Published on

Benchmarking New OpenAI Embedding Models with LanceDB

Authors

Last Modified : Tuesday, April 30, 2024

A couple of weeks ago, OpenAI launched their new and most performant embedding models with higher multilingual performance and new parameters to control the overall size, updated moderation models, API usage management tools, and reduced pricing for GPT-3.5 Turbo.

Embeddings are numeric representations of content, such as text or code. This helps machine learning models understand semantic relationships with data points and perform similarity-based retrieval. Embeddings are used in knowledge retrieval tasks, especially in Retrieval Augmented Generation (RAG) for systems like ChatGPT, Bard, and other related tasks.

credit - openai

The newly launched OpenAI's Embedding models text-embedding-3-small and text-embedding-3-large, have generated considerable interest due to their higher multilingual performance and new parameter dimensions to control the overall size of embeddings. text-embedding-3-small returns embeddings of 1536-dimensional vector size same as older embedding model text-embedding-ada-002 and text-embedding-3-large returns embeddings of 3072-dimensional vector size. We’ll see performance improvement with and without dimensionality reduction features.

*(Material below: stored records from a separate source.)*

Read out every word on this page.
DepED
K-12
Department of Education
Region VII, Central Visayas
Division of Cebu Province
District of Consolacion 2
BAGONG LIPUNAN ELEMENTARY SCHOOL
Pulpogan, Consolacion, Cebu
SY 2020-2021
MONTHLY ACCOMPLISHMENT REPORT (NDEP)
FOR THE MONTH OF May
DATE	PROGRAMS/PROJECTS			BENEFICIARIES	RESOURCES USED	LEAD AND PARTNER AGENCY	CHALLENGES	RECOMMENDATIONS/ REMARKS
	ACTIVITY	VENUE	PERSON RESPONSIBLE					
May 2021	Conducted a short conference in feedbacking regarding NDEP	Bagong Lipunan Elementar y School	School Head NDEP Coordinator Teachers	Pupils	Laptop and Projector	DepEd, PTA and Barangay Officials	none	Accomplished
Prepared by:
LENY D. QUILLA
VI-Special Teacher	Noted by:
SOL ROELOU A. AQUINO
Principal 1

The latest embedding model text-embedding-3-small is highly efficient and represents a significant improvement compared to its predecessor, the text-embedding-ada-002 model released in December 2022.

Performance Increase

While Comparing text-embedding-ada-002 to text-embedding-3-small, the average score on a commonly used benchmark for English tasks (MTEB) using the StackOverflowDupQuestions task shows an increase from 50.5% to 51.4%.

Native support for Dimensionality Reduction

Using larger embeddings and storing them in a vector store for retrieval generally costs more and consumes more compute, memory, and storage than smaller embeddings.

Length of embeddings (by omitting specific numbers from the end of the sequence) without compromising their ability to represent concepts. This can be performed by utilizing the dimensions API parameter. In the MTEB benchmark, an text-embedding-3-large embedding can be reduced to a size of 256 and still exhibit performance compared to an text-embedding-ada-002 embedding with a size of 1536.

Here are the Results of the MTEB benchmark on the StackOverflowDupQuestions task.

MTEB Benchmark mAP scores

OpenAI Embedding Models with LanceDB

The new OpenAI embedding models work well with LanceDB. Combining these developer-friendly embedding models with LanceDB’s vector database is excellent for tasks like Semantic Search, Knowledge Retrieval, and many other applications.

OpenAI embeddings function can be called via LanceDB while creating a table that implicitly converts text into OpenAI embeddings and adds them in the table in the following way using Python, which gives the flexibility to use the vectorized text across all sessions.

import lancedb
from lancedb.embeddings import EmbeddingFunctionRegistry

db = lancedb.connect("/tmp/db")
registry = EmbeddingFunctionRegistry.get_instance(name="text-embedding-3-small")
func = registry.get("openai").create()

class Words(LanceModel):
    text: str = func.SourceField()
    vector: Vector(func.ndims()) = func.VectorField()

table = db.create_table("words", schema=Words)
table.add(
    [
        {"text": "hello world"}
        {"text": "goodbye world"}
    ]
    )

query = "greetings"
actual = table.search(query).limit(1).to_pydantic(Words)[0]
print(actual.text)

The OpenAI embedding function is already ingested in the table. It doesn’t require loading it again while adding text to the table.

table = db.open_table("words")

# Automatically vectorized text across all sessions
table.add(
    [{"text": "changing world"}])

query = "world"
result = table.search(query).limit(1).to_pydantic(Words)[0]
print(result.text)

Conclusion

This was a short intro to new OpenAI embedding models and how LanceDB’s Embedding API simplifies working with embedding functions.